Molto più dell’invasione guidata dagli americani, qui è la guerra con l’Iran, finita nel 1988, a rappresentare tuttora un periodo della vita. Alcune schegge di granata hanno tagliato un dito a Karim Hassan. Venti e pioggia devono ancora cancellare le fortificazioni militari fatte di terra. Le mine esplodono ancora quando i bufali indiani pascolano. D’altra parte, gli americani sono visti come un mito, confinati all’immaginazione.

Quando i crociati arrivarono nel Levante, nell’ XI secolo, gli storici arabi rimasero colpiti da quello che uno di loro descrisse come “ardore combattivo”. Erano visti come giganti dai capelli chiari, protetti dall’armatura, carichi di armi e, all’ apparenza, invincibili.

Questa è una descrizione familiare per Karim Hassan: immaginava che i soldati americani fossero biondi con le guance rosse. “Più alti e più forti degli altri”, aggiunge. “Il loro è sangue buono”, continua. 

“Mi paragoneresti a un americano?”, dice Karim, stiracchiando in avanti le braccia fragili. “Se mi vedessero in America, mi getterebbero nell’immondizia e mi brucerebbero.
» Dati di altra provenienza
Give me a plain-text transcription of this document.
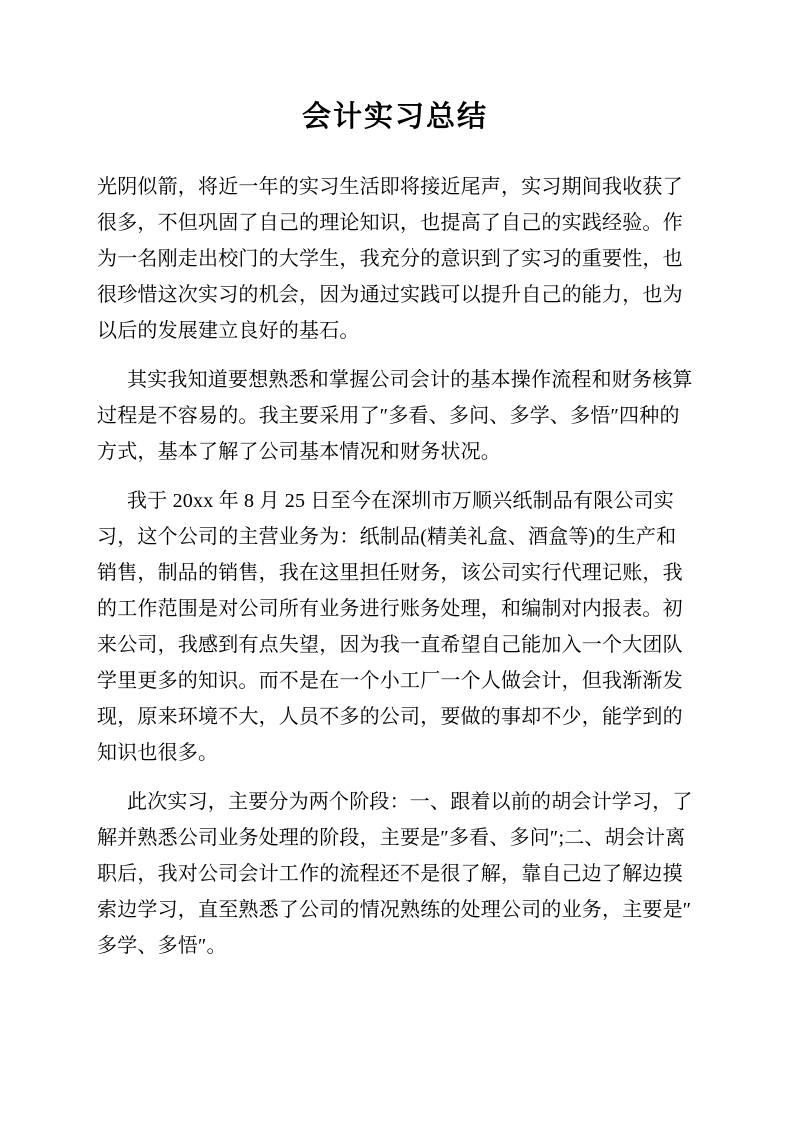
会计实习总结

光阴似箭，将近一年的实习生活即将接近尾声，实习期间我收获了很多，不但巩固了自己的理论知识，也提高了自己的实践经验。作为一名刚走出校门的大学生，我充分的意识到了实习的重要性，也很珍惜这次实习的机会，因为通过实践可以提升自己的能力，也为以后的发展建立良好的基石。

其实我知道要想熟悉和掌握公司会计的基本操作流程和财务核算过程是不容易的。我主要采用了″多看、多问、多学、多悟″四种的方式，基本了解了公司基本情况和财务状况。

我于 20xx 年 8 月 25 日至今在深圳市万顺兴纸制品有限公司实习，这个公司的主营业务为：纸制品(精美礼盒、酒盒等)的生产和销售，制品的销售，我在这里担任财务，该公司实行代理记账，我的工作范围是对公司所有业务进行账务处理，和编制对内报表。初来公司，我感到有点失望，因为我一直希望自己能加入一个大团队学里更多的知识。而不是在一个小工厂一个人做会计，但我渐渐发现，原来环境不大，人员不多的公司，要做的事却不少，能学到的知识也很多。

此次实习，主要分为两个阶段：一、跟着以前的胡会计学习，了解并熟悉公司业务处理的阶段，主要是″多看、多问″;二、胡会计离职后，我对公司会计工作的流程还不是很了解，靠自己边了解边摸索边学习，直至熟悉了公司的情况熟练的处理公司的业务，主要是″多学、多悟″。
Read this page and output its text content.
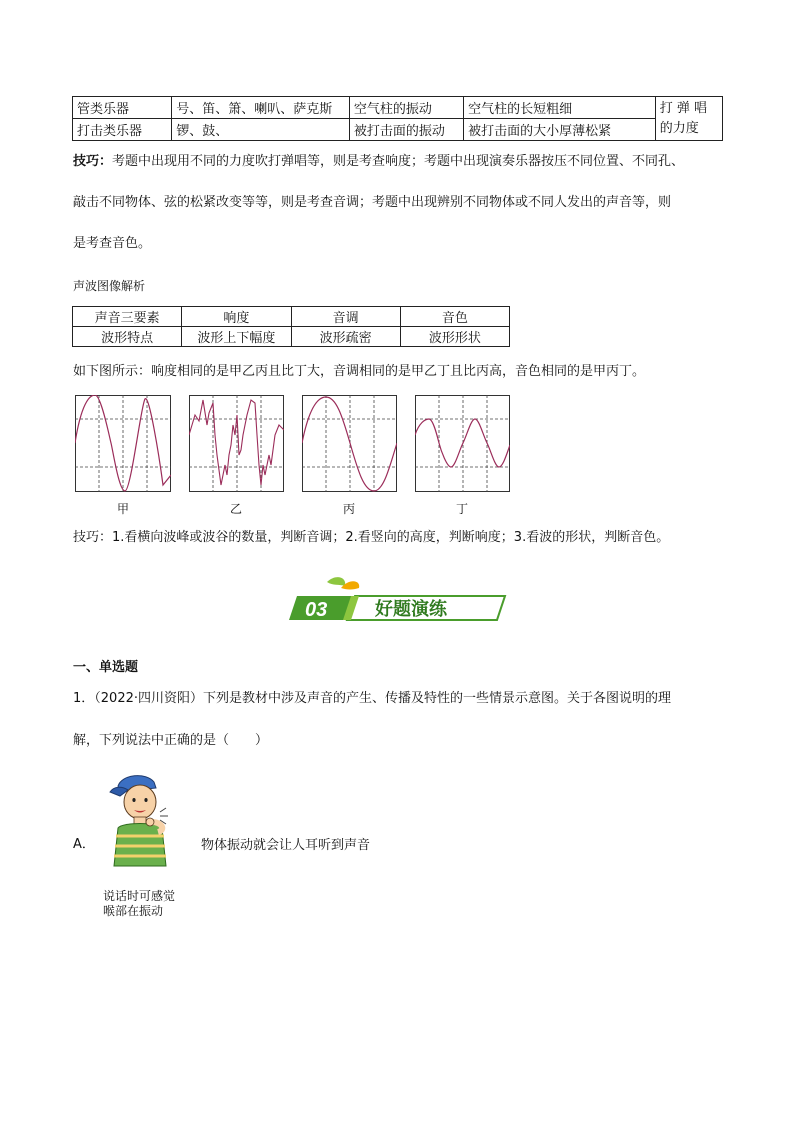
管类乐器	号、笛、箫、喇叭、萨克斯	空气柱的振动	空气柱的长短粗细	打 弹 唱
的力度

打击类乐器	锣、鼓、	被打击面的振动	被打击面的大小厚薄松紧	
技巧：考题中出现用不同的力度吹打弹唱等，则是考查响度；考题中出现演奏乐器按压不同位置、不同孔、
敲击不同物体、弦的松紧改变等等，则是考查音调；考题中出现辨别不同物体或不同人发出的声音等，则
是考查音色。
声波图像解析
声音三要素	响度	音调	音色
波形特点	波形上下幅度	波形疏密	波形形状
如下图所示：响度相同的是甲乙丙且比丁大，音调相同的是甲乙丁且比丙高，音色相同的是甲丙丁。
甲	乙	丙	丁
技巧：1.看横向波峰或波谷的数量，判断音调；2.看竖向的高度，判断响度；3.看波的形状，判断音色。
03	好题演练
一、单选题
1．（2022·四川资阳）下列是教材中涉及声音的产生、传播及特性的一些情景示意图。关于各图说明的理
解，下列说法中正确的是（　　）
A．
说话时可感觉
喉部在振动
物体振动就会让人耳听到声音
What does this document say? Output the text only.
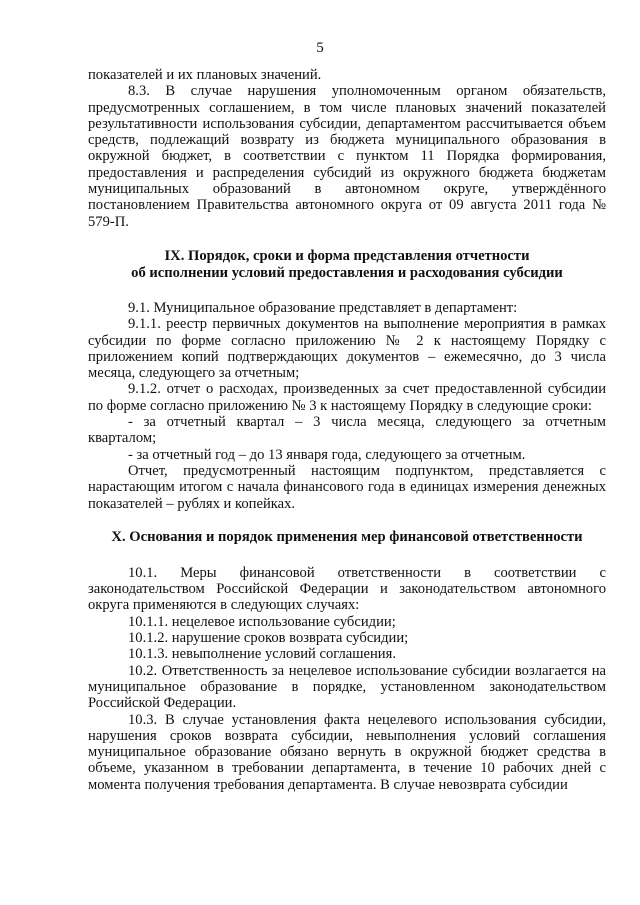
5

показателей и их плановых значений.

8.3. В случае нарушения уполномоченным органом обязательств, предусмотренных соглашением, в том числе плановых значений показателей результативности использования субсидии, департаментом рассчитывается объем средств, подлежащий возврату из бюджета муниципального образования в окружной бюджет, в соответствии с пунктом 11 Порядка формирования, предоставления и распределения субсидий из окружного бюджета бюджетам муниципальных образований в автономном округе, утверждённого постановлением Правительства автономного округа от 09 августа 2011 года № 579-П.

IX. Порядок, сроки и форма представления отчетности
об исполнении условий предоставления и расходования субсидии

9.1. Муниципальное образование представляет в департамент:

9.1.1. реестр первичных документов на выполнение мероприятия в рамках субсидии по форме согласно приложению № 2 к настоящему Порядку с приложением копий подтверждающих документов – ежемесячно, до 3 числа месяца, следующего за отчетным;

9.1.2. отчет о расходах, произведенных за счет предоставленной субсидии по форме согласно приложению № 3 к настоящему Порядку в следующие сроки:

- за отчетный квартал – 3 числа месяца, следующего за отчетным кварталом;

- за отчетный год – до 13 января года, следующего за отчетным.

Отчет, предусмотренный настоящим подпунктом, представляется с нарастающим итогом с начала финансового года в единицах измерения денежных показателей – рублях и копейках.

X. Основания и порядок применения мер финансовой ответственности

10.1. Меры финансовой ответственности в соответствии с законодательством Российской Федерации и законодательством автономного округа применяются в следующих случаях:

10.1.1. нецелевое использование субсидии;

10.1.2. нарушение сроков возврата субсидии;

10.1.3. невыполнение условий соглашения.

10.2. Ответственность за нецелевое использование субсидии возлагается на муниципальное образование в порядке, установленном законодательством Российской Федерации.

10.3. В случае установления факта нецелевого использования субсидии, нарушения сроков возврата субсидии, невыполнения условий соглашения муниципальное образование обязано вернуть в окружной бюджет средства в объеме, указанном в требовании департамента, в течение 10 рабочих дней с момента получения требования департамента. В случае невозврата субсидии
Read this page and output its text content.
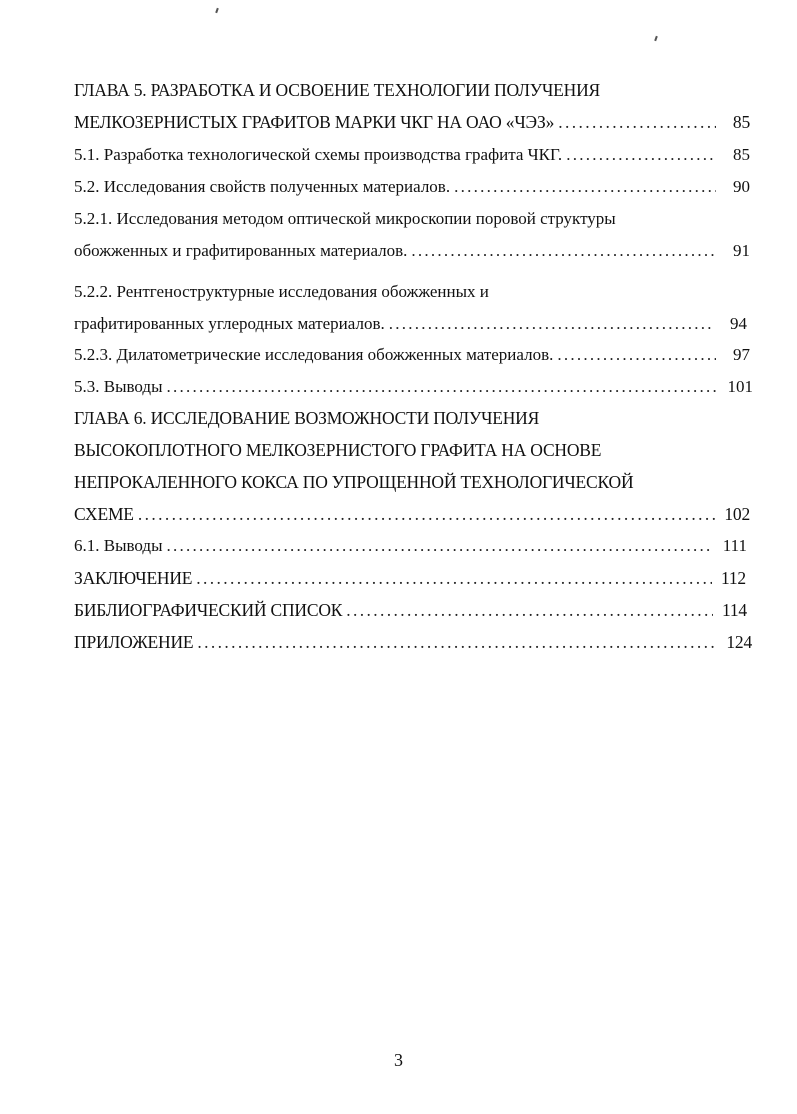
ГЛАВА 5. РАЗРАБОТКА И ОСВОЕНИЕ ТЕХНОЛОГИИ ПОЛУЧЕНИЯ
МЕЛКОЗЕРНИСТЫХ ГРАФИТОВ МАРКИ ЧКГ НА ОАО «ЧЭЗ» . . .	85
5.1. Разработка технологической схемы производства графита ЧКГ. . . .	85
5.2. Исследования свойств полученных материалов. . . .	90
5.2.1. Исследования методом оптической микроскопии поровой структуры
обожженных и графитированных материалов. . . .	91
5.2.2. Рентгеноструктурные исследования обожженных и
графитированных углеродных материалов. . . .	94
5.2.3. Дилатометрические исследования обожженных материалов. . . .	97
5.3. Выводы . . .	101
ГЛАВА 6. ИССЛЕДОВАНИЕ ВОЗМОЖНОСТИ ПОЛУЧЕНИЯ
ВЫСОКОПЛОТНОГО МЕЛКОЗЕРНИСТОГО ГРАФИТА НА ОСНОВЕ
НЕПРОКАЛЕННОГО КОКСА ПО УПРОЩЕННОЙ ТЕХНОЛОГИЧЕСКОЙ
СХЕМЕ . . .	102
6.1. Выводы . . .	111
ЗАКЛЮЧЕНИЕ . . .	112
БИБЛИОГРАФИЧЕСКИЙ СПИСОК . . .	114
ПРИЛОЖЕНИЕ . . .	124
3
Penso a loro e muoio di invidia”, aggiunge ridendo.

Lo stesso distacco viene utilizzato quando si parla dello Stato iracheno, che è percepibile solo nel caso di un raid contro contrabbandieri vicini e in un checkpoint dell’esercito isolato, che consiste in una pila di sacchi di sabbia in cima ai quali è posta una mitragliatrice, e dista un chilometro o giù di lì. Non tutti riuscirebbero a riconoscere il Primo Ministro Nuri Kamal al Maliki, il politico sciita più potente in Iraq. Ma la maggior parte delle persone qui conosce il suo nome, che per loro è un emblema di fedeltà verso lo Stato e la loro confessione.

“Abbiamo un detto qui: ‘Chiunque sposi mia madre, lo chiamerò padre’”, dice Hlayil, lo sceicco del villaggio.  Nella maggior parte delle versioni, il proverbio termina con ‘lo chiamerò zio’ – non padre, ma il significato resta lo stesso: si deve accettare quello che vuole il destino.

“Lui è l’unico che conosciamo”, dice lo sceicco.